Linear Recurrences of Generalized Schreier Sets Revisited
Hung Viet Chu, Zachary Louis Vasseur
Abstract
For $p, q\in \mathbb{N}$, a finite nonempty set $F$ is said to be $(p,q)$-Schreier (or maximal $(p,q)$-Schreier, respectively) if $q\min F\ge p|F|$ (or $q\min F = p|F|$, respectively).

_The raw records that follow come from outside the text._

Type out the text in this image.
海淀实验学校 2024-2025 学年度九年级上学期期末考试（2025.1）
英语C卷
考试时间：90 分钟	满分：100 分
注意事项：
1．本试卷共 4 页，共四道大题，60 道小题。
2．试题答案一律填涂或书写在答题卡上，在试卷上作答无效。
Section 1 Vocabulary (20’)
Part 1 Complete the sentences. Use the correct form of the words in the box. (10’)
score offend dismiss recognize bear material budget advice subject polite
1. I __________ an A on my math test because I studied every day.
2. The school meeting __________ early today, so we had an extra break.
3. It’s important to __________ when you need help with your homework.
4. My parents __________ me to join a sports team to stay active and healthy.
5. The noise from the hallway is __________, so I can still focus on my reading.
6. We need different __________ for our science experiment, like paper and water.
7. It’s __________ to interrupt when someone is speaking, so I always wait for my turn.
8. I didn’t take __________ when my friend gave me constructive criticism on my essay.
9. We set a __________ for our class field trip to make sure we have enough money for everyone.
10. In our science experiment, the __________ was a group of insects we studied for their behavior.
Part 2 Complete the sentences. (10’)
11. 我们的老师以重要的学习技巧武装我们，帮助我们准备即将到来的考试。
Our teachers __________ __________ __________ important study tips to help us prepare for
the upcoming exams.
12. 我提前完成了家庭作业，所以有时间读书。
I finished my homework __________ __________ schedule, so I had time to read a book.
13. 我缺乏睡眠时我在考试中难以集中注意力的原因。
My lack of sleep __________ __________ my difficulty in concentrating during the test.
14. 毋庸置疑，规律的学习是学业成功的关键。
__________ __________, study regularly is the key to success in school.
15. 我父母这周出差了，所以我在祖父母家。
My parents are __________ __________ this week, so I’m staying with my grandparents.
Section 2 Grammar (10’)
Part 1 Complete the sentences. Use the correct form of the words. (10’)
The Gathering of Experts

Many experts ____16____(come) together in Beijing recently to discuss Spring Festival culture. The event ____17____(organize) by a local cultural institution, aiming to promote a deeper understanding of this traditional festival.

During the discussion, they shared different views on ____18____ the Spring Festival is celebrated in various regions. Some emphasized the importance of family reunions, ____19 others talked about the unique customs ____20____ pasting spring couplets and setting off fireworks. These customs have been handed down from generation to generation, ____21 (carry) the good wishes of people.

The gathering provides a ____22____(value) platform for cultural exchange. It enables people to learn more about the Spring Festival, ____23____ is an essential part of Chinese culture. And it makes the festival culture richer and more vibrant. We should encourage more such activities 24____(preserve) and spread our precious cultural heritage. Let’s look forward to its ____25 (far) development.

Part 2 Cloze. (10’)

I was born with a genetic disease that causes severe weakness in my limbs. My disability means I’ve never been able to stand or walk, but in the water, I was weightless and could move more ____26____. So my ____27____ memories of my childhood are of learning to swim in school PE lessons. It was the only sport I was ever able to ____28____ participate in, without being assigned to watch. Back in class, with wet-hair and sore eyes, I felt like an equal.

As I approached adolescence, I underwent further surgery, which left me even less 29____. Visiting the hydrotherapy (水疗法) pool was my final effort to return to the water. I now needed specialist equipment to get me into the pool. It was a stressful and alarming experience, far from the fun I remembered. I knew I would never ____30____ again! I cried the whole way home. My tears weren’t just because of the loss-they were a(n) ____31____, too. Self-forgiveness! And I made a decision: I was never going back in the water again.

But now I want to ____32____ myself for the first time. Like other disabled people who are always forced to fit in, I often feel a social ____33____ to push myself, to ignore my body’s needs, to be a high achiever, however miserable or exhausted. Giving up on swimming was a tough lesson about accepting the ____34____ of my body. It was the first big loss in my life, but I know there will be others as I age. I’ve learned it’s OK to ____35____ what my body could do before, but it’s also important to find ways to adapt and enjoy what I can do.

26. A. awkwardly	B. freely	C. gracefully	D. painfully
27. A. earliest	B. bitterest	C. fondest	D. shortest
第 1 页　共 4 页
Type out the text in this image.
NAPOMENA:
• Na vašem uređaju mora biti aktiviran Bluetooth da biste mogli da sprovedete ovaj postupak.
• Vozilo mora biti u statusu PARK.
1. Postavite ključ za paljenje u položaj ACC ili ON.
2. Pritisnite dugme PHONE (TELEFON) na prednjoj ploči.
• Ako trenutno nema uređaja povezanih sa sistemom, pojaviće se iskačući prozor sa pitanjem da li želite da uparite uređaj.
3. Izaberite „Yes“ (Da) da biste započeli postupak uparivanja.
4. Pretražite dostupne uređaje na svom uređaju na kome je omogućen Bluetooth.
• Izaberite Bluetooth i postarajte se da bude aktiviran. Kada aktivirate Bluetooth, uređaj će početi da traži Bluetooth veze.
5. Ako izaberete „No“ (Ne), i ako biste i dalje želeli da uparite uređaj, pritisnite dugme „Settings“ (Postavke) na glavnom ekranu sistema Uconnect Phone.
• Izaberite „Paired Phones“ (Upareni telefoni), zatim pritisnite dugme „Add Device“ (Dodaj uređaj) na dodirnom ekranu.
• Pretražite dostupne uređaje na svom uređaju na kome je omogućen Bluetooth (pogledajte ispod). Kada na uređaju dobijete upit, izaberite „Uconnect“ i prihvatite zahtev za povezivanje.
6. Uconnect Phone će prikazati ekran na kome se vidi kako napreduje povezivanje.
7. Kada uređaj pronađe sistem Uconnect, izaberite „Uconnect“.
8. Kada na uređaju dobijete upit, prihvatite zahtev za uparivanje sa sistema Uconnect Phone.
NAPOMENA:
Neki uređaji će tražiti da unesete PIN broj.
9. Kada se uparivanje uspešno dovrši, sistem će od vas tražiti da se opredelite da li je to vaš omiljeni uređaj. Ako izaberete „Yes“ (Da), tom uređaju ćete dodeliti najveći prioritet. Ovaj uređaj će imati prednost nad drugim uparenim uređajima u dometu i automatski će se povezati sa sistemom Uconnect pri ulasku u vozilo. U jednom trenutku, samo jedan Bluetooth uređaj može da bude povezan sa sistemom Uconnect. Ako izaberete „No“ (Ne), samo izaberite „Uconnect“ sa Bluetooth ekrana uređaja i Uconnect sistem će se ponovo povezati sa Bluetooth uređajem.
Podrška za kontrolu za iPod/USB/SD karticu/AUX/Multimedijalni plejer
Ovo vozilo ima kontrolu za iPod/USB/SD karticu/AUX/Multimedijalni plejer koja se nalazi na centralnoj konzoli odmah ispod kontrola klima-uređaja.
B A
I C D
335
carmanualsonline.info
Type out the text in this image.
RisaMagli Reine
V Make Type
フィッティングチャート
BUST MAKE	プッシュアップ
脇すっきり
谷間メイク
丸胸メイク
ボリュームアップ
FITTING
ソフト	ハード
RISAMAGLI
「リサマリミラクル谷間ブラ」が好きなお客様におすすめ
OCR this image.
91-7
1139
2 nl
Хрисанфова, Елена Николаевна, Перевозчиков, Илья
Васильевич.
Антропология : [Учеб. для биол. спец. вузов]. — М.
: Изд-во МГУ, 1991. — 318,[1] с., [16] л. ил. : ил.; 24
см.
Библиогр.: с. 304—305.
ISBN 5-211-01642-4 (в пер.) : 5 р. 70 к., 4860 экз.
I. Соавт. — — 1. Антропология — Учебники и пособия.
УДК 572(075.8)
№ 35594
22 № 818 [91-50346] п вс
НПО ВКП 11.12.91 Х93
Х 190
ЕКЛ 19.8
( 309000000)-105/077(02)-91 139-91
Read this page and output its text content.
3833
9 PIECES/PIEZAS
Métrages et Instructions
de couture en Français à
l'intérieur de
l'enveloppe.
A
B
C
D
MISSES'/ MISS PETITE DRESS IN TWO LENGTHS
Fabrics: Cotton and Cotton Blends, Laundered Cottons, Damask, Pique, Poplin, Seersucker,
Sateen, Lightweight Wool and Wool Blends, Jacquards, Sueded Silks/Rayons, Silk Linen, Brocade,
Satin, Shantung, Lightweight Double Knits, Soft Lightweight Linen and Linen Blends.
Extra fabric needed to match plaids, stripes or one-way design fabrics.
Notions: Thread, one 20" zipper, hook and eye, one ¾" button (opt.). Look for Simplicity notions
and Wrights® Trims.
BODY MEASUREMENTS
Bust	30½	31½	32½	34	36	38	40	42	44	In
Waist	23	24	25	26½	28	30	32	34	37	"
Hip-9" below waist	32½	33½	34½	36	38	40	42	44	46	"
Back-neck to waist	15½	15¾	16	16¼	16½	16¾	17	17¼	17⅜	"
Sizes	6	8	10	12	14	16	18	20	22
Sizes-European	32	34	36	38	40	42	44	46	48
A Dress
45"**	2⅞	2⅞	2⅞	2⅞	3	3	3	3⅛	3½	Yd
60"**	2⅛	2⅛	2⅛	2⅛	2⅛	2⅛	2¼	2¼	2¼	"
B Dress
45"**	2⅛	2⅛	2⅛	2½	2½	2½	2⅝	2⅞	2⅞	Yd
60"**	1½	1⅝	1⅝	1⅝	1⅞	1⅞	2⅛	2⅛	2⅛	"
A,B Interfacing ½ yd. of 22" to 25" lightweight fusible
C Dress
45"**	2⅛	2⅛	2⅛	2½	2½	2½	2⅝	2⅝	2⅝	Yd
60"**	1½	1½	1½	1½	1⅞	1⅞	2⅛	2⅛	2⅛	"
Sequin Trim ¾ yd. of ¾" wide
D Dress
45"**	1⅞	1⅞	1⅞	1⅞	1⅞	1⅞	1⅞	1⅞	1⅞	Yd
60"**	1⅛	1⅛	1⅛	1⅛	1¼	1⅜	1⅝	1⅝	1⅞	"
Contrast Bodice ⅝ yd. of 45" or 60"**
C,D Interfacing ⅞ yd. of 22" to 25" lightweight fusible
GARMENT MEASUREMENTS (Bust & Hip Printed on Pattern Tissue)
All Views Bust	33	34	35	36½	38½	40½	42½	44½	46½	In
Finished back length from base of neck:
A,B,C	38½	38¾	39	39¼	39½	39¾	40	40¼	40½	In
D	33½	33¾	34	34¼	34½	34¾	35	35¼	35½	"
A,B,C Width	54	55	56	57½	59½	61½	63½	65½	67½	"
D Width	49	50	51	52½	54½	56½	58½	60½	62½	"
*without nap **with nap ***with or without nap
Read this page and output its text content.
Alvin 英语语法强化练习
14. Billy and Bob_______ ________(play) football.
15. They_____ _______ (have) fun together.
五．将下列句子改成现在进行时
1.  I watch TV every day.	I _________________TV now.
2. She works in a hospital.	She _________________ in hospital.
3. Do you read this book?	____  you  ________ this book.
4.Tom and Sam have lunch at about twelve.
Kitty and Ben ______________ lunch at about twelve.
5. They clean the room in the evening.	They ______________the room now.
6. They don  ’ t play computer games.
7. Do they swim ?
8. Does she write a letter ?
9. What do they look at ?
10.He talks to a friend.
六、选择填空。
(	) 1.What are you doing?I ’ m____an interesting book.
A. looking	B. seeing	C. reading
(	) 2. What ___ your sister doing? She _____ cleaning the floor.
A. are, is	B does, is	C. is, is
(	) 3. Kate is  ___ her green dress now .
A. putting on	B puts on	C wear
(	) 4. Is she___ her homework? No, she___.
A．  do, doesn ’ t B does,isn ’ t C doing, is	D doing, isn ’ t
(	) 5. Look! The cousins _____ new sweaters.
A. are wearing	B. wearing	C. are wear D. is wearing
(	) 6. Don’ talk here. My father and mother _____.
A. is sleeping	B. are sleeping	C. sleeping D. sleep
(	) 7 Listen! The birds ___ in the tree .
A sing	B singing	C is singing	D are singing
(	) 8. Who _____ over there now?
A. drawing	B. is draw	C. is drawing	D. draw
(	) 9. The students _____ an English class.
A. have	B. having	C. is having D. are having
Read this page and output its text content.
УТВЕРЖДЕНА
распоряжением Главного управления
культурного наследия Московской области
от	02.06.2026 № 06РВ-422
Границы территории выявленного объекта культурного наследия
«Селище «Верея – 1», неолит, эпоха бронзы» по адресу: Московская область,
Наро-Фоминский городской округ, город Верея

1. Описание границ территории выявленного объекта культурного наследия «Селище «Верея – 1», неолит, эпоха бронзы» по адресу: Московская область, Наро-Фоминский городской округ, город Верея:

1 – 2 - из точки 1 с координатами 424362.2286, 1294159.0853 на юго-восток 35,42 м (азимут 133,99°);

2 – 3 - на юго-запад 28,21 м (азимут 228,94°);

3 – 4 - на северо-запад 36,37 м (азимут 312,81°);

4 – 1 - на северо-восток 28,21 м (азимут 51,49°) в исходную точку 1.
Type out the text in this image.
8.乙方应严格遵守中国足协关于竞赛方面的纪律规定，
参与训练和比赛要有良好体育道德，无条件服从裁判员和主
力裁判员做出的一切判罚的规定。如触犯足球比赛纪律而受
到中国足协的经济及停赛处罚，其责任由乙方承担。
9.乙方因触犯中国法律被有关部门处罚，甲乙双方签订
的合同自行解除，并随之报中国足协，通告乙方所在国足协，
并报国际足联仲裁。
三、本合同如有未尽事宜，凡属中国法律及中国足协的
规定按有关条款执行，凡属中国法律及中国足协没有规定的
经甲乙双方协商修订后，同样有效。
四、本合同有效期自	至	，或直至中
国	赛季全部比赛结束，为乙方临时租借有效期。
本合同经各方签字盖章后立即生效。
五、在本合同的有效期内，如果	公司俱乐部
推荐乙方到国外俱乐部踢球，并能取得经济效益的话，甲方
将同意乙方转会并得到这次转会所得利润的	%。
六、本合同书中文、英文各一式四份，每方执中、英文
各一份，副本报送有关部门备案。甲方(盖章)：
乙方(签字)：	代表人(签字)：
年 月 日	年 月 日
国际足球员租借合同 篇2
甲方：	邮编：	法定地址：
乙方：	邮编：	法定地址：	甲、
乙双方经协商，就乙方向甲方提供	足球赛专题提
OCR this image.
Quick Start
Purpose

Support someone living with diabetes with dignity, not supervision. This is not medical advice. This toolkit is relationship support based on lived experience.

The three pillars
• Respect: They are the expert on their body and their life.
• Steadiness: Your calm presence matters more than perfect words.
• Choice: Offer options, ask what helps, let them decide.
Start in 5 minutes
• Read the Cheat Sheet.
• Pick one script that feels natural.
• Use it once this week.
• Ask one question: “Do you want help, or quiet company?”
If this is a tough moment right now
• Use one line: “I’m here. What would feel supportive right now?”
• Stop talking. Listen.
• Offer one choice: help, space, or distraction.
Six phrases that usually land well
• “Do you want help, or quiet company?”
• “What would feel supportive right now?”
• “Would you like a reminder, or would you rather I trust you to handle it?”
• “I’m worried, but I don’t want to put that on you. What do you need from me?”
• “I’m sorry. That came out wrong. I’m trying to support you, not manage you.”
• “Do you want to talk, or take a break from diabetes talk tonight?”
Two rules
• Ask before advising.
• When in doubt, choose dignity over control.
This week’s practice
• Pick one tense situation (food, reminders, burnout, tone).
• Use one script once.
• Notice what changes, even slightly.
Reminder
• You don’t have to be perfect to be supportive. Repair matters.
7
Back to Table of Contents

For $n\in \mathbb{N}$, let $$\mathcal{S}^{p/q}_{n}\ :=\ |\{F\subset\{1, 2, \ldots, n\}\,:\, q\min F\ge p|F|\mbox{ and }n\in F\}|.$$ Using the Inclusion-Exclusion Principle, Beanland et al. proved the recurrence $$|\mathcal{S}^{p/q}_{n}|\ =\ \sum_{k=1}^q(-1)^{k+1}\binom{q}{k}|\mathcal{S}^{p/q}_{n-k}| + |\mathcal{S}^{p/q}_{n-(p+q)}|.$$ We show that $(|\mathcal{S}^{p/q}_n|)_{n=1}^\infty$ is a subsequence with terms taken periodically from Padovan-like sequences which satisfy simple recurrence relations. As an application, we obtain an alternative proof of the above linear recurrence. Furthermore, a similar result holds for the sequence $(|\mathcal{M}^{p/q}_{n}|)_{n=1}^\infty$ that counts maximal $(p,q)$-Schreier sets. We end with a discussion of the relation between $(|\mathcal{S}^{p/q}_{n}|)_{n=1}^\infty$ and $(|\mathcal{M}^{p/q}_{n}|)_{n=1}^\infty$.